📜 ⬆️ ⬇️

Distribution of static content - an account for milliseconds

image

8 years ago I wrote an article about accelerating the distribution of static content , it attracted some habrachiteli and remained relevant for a long time.

And so we decided to accelerate what works so fast and, at the same time, to share the experience of what happened in the end. Of course, I will talk about rakes, about where HTTP / 2 is not needed , why we buy 7.6Tb NVMe SSD instead of 8x1Tb SATA SSD and a lot of other highly specialized information.
')
Let's immediately agree that the storage and distribution of content is 2 different tasks and we will only talk about distribution (advanced cache)

Let's start with iron ...

NVMe SSD


As you already understood, we will keep up with progress and use modern 7.68 TB SSD HGST Ultrastar SN260 {HUSMR7676BHP3Y1} NVMe, HH-HL AIC to store the cache. Screw tests show not such a beautiful picture as in marketing materials, but quite optimistic

[root@4 www]# hdparm -Tt --direct /dev/nvme1n1 /dev/nvme1n1: Timing O_DIRECT cached reads: 2688 MB in 2.00 seconds = 1345.24 MB/sec Timing O_DIRECT disk reads: 4672 MB in 3.00 seconds = 1557.00 MB/sec [root@4 www]# hdparm -Tt /dev/nvme1n1 /dev/nvme1n1: Timing cached reads: 18850 MB in 1.99 seconds = 9452.39 MB/sec Timing buffered disk reads: 4156 MB in 3.00 seconds = 1385.08 MB/sec 

Of course, you choose the size and the manufacturer “for yourself”, you can also consider the SATA interface, but we write about what you should strive for :)

If you still chose NVMe, for obtaining info about the screw, install the nvme-cli package and look at the characteristics of our “workhorse”

 [root@4 www]# nvme smart-log /dev/nvme1n1 Smart Log for NVME device:nvme1n1 namespace-id:ffffffff critical_warning : 0 temperature : 35 C available_spare : 100% available_spare_threshold : 10% percentage_used : 0% data_units_read : 158 231 244 data_units_written : 297 968 host_read_commands : 45 809 892 host_write_commands : 990 836 controller_busy_time : 337 power_cycles : 18 power_on_hours : 127 unsafe_shutdowns : 14 media_errors : 0 num_err_log_entries : 10 Warning Temperature Time : 0 Critical Composite Temperature Time : 0 Temperature Sensor 1 : 35 C Temperature Sensor 2 : 27 C Temperature Sensor 3 : 33 C Temperature Sensor 4 : 35 C 

As you can see, the screw feels great, looking ahead to say that under load the temperature condition is maintained within the same limits.

During peak periods, we distribute about 4000 / photo per second (photo size is about 10-100K), at half of such a load iostat does not rise more than 0.1% , there is still RAM plays a big role, but I'll write about it)
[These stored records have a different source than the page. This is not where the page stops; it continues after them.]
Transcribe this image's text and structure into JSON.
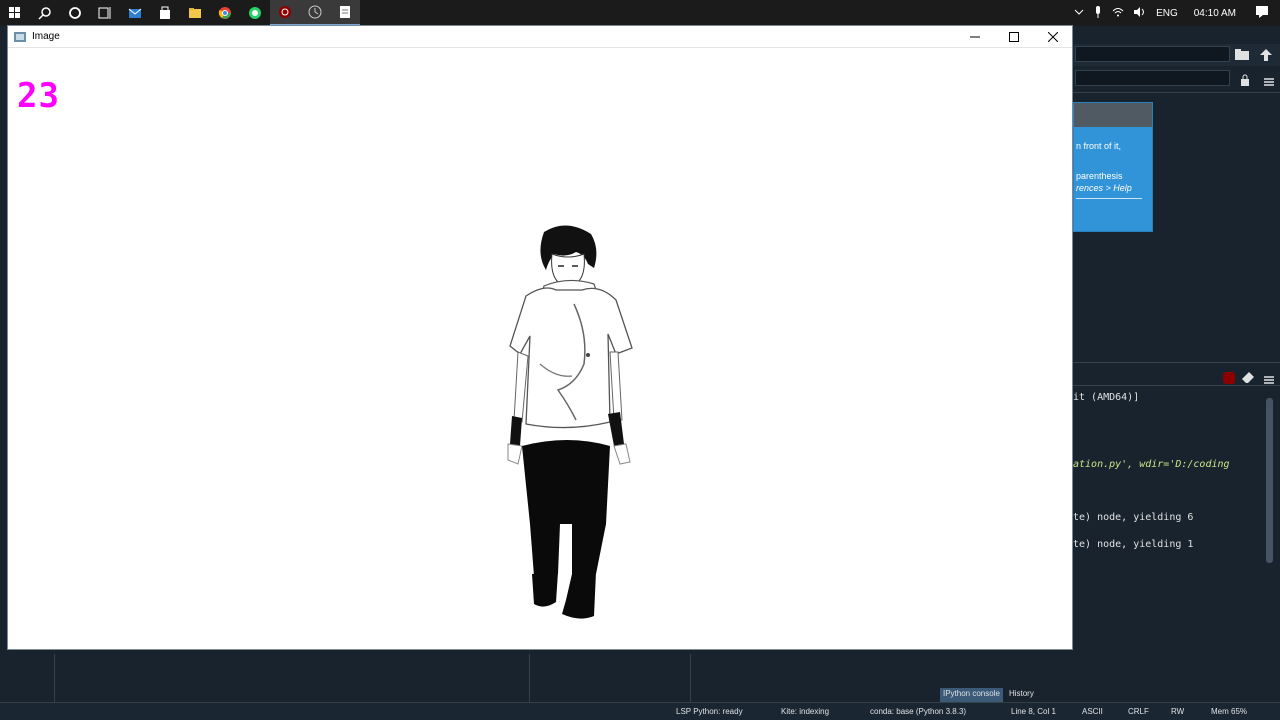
{
  "tray": {
    "language": "ENG",
    "time": "04:10 AM"
  },
  "window": {
    "title": "Image"
  },
  "canvas": {
    "frame_counter": "23"
  },
  "help_panel": {
    "lines": [
      "n front of it,",
      "parenthesis",
      "rences > Help"
    ]
  },
  "console": {
    "lines": [
      {
        "text": "it (AMD64)]",
        "style": "normal"
      },
      {
        "text": "ation.py', wdir='D:/coding",
        "style": "green"
      },
      {
        "text": "te) node, yielding 6",
        "style": "normal"
      },
      {
        "text": "te) node, yielding 1",
        "style": "normal"
      }
    ]
  },
  "bottom_tabs": [
    "IPython console",
    "History"
  ],
  "status": {
    "lsp": "LSP Python: ready",
    "kite": "Kite: indexing",
    "conda": "conda: base (Python 3.8.3)",
    "position": "Line 8, Col 1",
    "encoding": "ASCII",
    "eol": "CRLF",
    "rw": "RW",
    "mem": "Mem 65%"
  }
}
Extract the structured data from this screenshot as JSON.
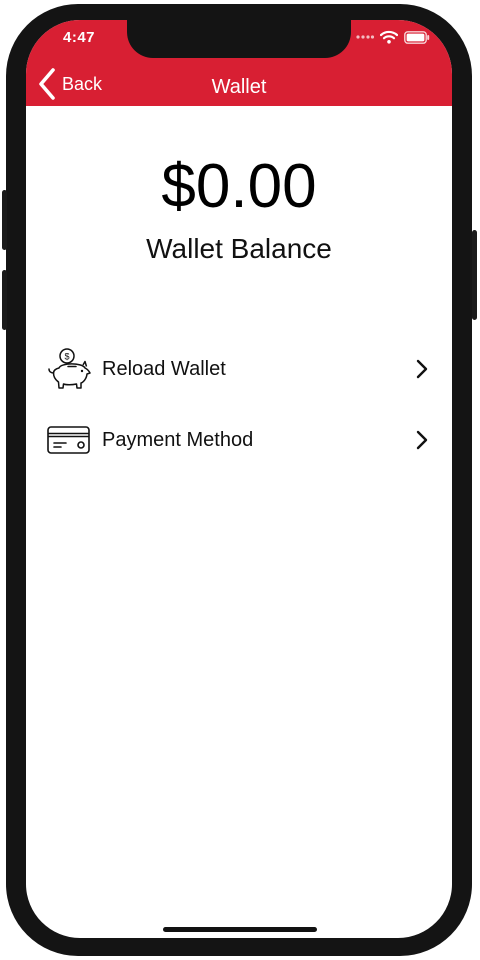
{
  "status_bar": {
    "time": "4:47",
    "icons": [
      "dots-signal-icon",
      "wifi-icon",
      "battery-icon"
    ]
  },
  "navbar": {
    "back_label": "Back",
    "title": "Wallet",
    "background_color": "#d81f33"
  },
  "balance": {
    "amount": "$0.00",
    "label": "Wallet Balance"
  },
  "menu": {
    "items": [
      {
        "label": "Reload Wallet",
        "icon": "piggy-bank-icon"
      },
      {
        "label": "Payment Method",
        "icon": "credit-card-icon"
      }
    ]
  }
}
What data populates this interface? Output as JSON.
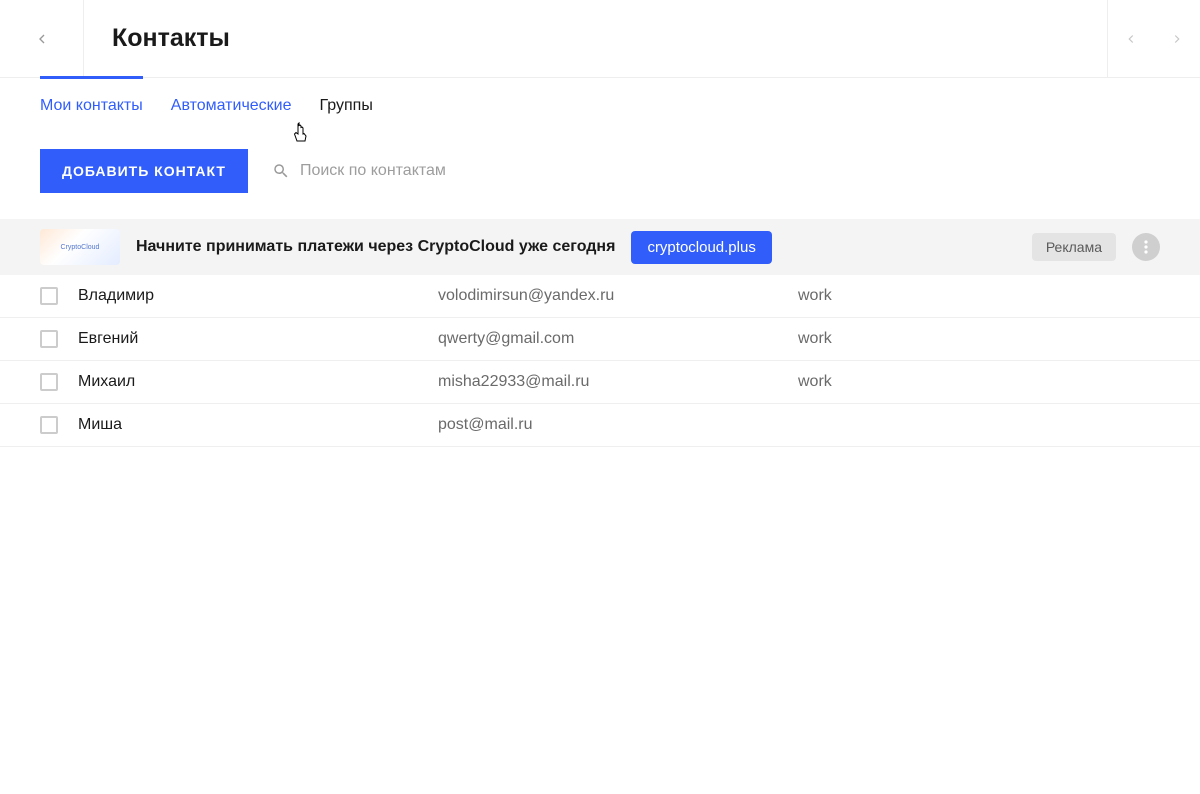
{
  "header": {
    "title": "Контакты"
  },
  "tabs": [
    {
      "label": "Мои контакты",
      "active": true
    },
    {
      "label": "Автоматические",
      "active": false,
      "link": true
    },
    {
      "label": "Группы",
      "active": false
    }
  ],
  "toolbar": {
    "add_label": "ДОБАВИТЬ КОНТАКТ",
    "search_placeholder": "Поиск по контактам"
  },
  "ad": {
    "thumb_text": "CryptoCloud",
    "text": "Начните принимать платежи через CryptoCloud уже сегодня",
    "button": "cryptocloud.plus",
    "badge": "Реклама"
  },
  "contacts": [
    {
      "name": "Владимир",
      "email": "volodimirsun@yandex.ru",
      "tag": "work"
    },
    {
      "name": "Евгений",
      "email": "qwerty@gmail.com",
      "tag": "work"
    },
    {
      "name": "Михаил",
      "email": "misha22933@mail.ru",
      "tag": "work"
    },
    {
      "name": "Миша",
      "email": "post@mail.ru",
      "tag": ""
    }
  ]
}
A few words about why we are now betting on expensive NVMe, instead of a bag of cheap SATA SSDs. We conducted tests that show that with a similar server architecture, RAM and the same load, for example, the Ultrastar SN260 7.68TB NVMe works with 10 times less iowait than 8xSamsung SSD 850 PRO 1TB in Stripped RAID with Areca ARC-1882 Raid Controller PCI. On servers there is a slight difference in the number of cores with NVMe 26, with ARC-1882 24 cores, the number of RAM 128G there and there. Unfortunately, there is no way to compare the power consumption on these servers. It was possible to measure the power consumption of the NVMe platform with a similarly designed system on AMD processors with software Stripped RAID from 8xINTEL SSDSC2BB480G4 480G and ARC-1680 Raid Controller PCI controller on 24 AMD Opteron (tm) Processor 6174 cores, with the same load, the new system eats 2.5 times less energy than 113 Watts against 274 Watts on AMD. Well, the CPU load and iowait there are also an order of magnitude smaller (AMD does not have hardware encryption)

File system


8 years ago we used btrfs , tried XFS, but ext4 on a large parallel load behaves more lively, so our choice is ext4. Correct tuning ext4, can further increase the already excellent performance of this fs.
Optimization starts from the moment of formatting, for example, if you mainly distribute 1-5K files, you can slightly reduce the block size when formatting:

 mkfs.ext4 -b 2048 /dev/sda1 

or even

 mkfs.ext4 -b 1024 /dev/sda1 

To find out the current block size on the file system, use:

 tune2fs -l /dev/sda1 | grep Block 

or

 [root@4 www]# fdisk -l /dev/nvme1n1  /dev/nvme1n1: 7681,5 , 7681501126656 і, 1875366486 і і = і  1 * 4096 = 4096 і і  (і/і): 4096 і / 4096 і і - (іі/): 4096 і / 4096 і  і : dos Іі : 0x00000000 

Since on our NVMe SSD sector size is 4k, the block size is less than optimal to do less than this value, formatting:

 mkfs.ext4 /dev/nvme1n1 

Please note that I did not partition the disk, but format it with a whole block device. For OS, I use another SSD and there is a breakdown. In the file system, you can mount it as / dev / nvme1n1

It is advisable to mount the disk in such a way as to squeeze the maximum speed out of it. To do this, disable all unnecessary, we will mount with the “noatime, barrier = 0” option, if the atime attribute is important to you, in kernel 4 and above there is the lazytime option, it keeps the atime value in RAM and partially solves the problem of frequent access time updates while reading.

Ram


If your static is placed in RAM, forget about all the above and enjoy the distribution of files from RAM.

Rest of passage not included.